The letter goes on to state that the percentage of potentially "curable" prostate cancers rose from 35 to nearly 90 percent after doctors started routinely screening with PSA, so it's obvious that the test works. Dr. Price, have you heard of lead-time and overdiagnosis bias? Even implementing a completely ineffective screening test, such as chest x-rays for lung cancer, will artificially increase survival rates and inflate the number of cancers amenable to surgery because a large percentage of these would never have been detected at all, if not for the test. (On this erroneous conclusion, Dr. Price is unfortunately in good company: a 2012 survey of primary care physicians found that two-thirds would recommend a cancer screening test supported by irrelevant changes in 5-year survival rates.)

Finally, the letter accused the USPSTF of having "cherry-picked" information rather than reviewing the totality of the evidence on PSA-based, which is laughable since it came in the same paragraph that Price and the other legislators highlighted the Goteburg, Sweden randomized trial (a subset of ERSPC) as "the best designed and controlled study." Talk about cherry-picking! Goteburg also happens to be the country with the most impressive-appearing benefit of screening; most of the other countries involved in ERSPC found no statistically significant mortality benefit, as did the U.S. in our own randomized trial.

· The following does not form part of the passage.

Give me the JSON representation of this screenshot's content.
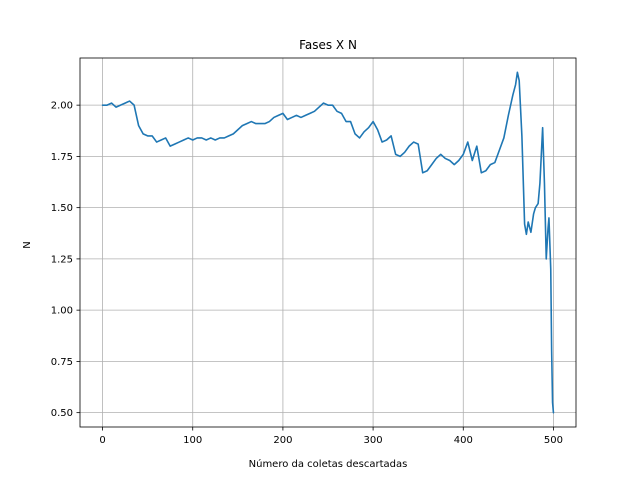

These cancer epidemiology concepts I've mentioned aren't difficult to master; I teach them all the time to undergraduates and first-year medical students. Since Dr. Price clearly needs a refresher, I refer him to a previous instructional post I originally wrote for urologists. Patients can understand these concepts too, thanks to this excellent video decision aid that persuaded men to make more evidence-based decisions about PSA screening in a recent study published in Annals of Family Medicine.